Martin Casado of Andreessen Horowitz is optimistic about the AI-driven future and says generative AI has the potential to reshape entire industries.
“Previously, large companies could take advantage of AI, but startups had a tough time. What’s really changed is that the economics make a lot of sense,” Casado said. “The current AI is tackling a set of problems with a new type of technology where the economics are incredibly compelling. And that’s the big difference.”
In talking about the historical significance of this era of generative AI, Casado said it’s the same level of epoch as the microchip or the internet.
“People sometimes compare it to mobile, but I think it’s bigger than that,” he said. “Anytime the marginal cost of something important goes to zero, you’ve got this explosion of value and productivity on the other side of it.”
[Let's say there] are roughly 4 billion people online. If you assume an AI for every person, there could easily be 100 individual AIs per, right? So now we go from 4 billion to 400 billion AIs, and every one of them will be online.

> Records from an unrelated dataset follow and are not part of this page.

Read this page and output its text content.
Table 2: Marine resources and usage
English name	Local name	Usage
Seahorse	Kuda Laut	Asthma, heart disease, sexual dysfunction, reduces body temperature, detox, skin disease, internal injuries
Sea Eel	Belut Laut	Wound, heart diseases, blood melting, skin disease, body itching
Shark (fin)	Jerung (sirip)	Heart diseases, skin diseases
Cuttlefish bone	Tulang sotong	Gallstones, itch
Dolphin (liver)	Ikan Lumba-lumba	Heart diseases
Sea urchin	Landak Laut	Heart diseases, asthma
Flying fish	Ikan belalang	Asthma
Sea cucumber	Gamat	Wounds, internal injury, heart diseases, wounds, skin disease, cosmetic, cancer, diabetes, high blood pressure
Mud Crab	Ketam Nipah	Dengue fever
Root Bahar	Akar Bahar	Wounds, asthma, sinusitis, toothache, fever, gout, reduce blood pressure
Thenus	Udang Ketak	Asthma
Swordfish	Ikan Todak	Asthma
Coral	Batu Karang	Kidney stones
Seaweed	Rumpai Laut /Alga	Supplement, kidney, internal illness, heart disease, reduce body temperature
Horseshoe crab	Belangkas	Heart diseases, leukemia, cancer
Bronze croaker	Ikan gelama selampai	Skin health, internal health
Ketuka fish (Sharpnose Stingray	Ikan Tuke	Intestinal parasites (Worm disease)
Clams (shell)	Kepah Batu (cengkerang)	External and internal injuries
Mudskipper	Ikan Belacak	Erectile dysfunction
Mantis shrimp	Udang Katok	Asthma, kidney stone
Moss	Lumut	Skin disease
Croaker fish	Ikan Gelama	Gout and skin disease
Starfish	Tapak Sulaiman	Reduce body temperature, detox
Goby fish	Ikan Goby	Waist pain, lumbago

And are you going to give [all] those AIs a keyboard and a monitor and a mouse? No, they are all going to interact via APIs.
Martin Casado
General Partner at Andreessen Horowitz
While most organizations are struggling to see how AI fits into the way they operate, individuals are already eagerly exploring the possibilities. For businesses looking to take advantage of the efficiencies offered by AI, the key is to embrace that it’s happening.
“When you have new technologies and they’re super disruptive, it takes a long time for organizations to catch up. It’s almost like the individual gets it before the enterprise. That is absolutely the case with AI,” Casado said. “Don’t be like [companies in the ’90s that banned] the browser. You need to try to catch up and incorporate it.”

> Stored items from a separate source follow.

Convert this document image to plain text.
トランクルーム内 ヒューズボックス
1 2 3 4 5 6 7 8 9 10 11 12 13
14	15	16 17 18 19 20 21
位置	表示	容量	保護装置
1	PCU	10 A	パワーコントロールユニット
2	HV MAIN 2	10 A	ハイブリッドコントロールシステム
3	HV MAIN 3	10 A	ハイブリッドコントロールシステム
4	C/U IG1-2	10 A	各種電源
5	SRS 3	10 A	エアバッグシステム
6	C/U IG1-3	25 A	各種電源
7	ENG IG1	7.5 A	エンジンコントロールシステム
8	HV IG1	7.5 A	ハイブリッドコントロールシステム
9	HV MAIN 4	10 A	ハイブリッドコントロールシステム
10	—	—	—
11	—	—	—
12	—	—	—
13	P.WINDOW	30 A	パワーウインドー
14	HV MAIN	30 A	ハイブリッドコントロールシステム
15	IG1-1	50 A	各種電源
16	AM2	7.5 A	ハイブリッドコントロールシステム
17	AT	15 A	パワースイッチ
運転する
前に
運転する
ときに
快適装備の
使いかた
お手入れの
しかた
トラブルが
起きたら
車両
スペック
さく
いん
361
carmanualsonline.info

Bringing it back to APIs and how essential they are for AI, Casado said that with AI, for every person there could easily be 100 AIs — and they’re all going to interact via APIs.
"Are you going to give those AIs a keyboard, monitor, and mouse? No. They're all going to interact with APIs," he said. "If you don’t have an API strategy, you need one. And if you think for your website or whatever your product is that the user in the future is going to be a human, it’s almost certainly not. It’s almost certainly going to be an AI."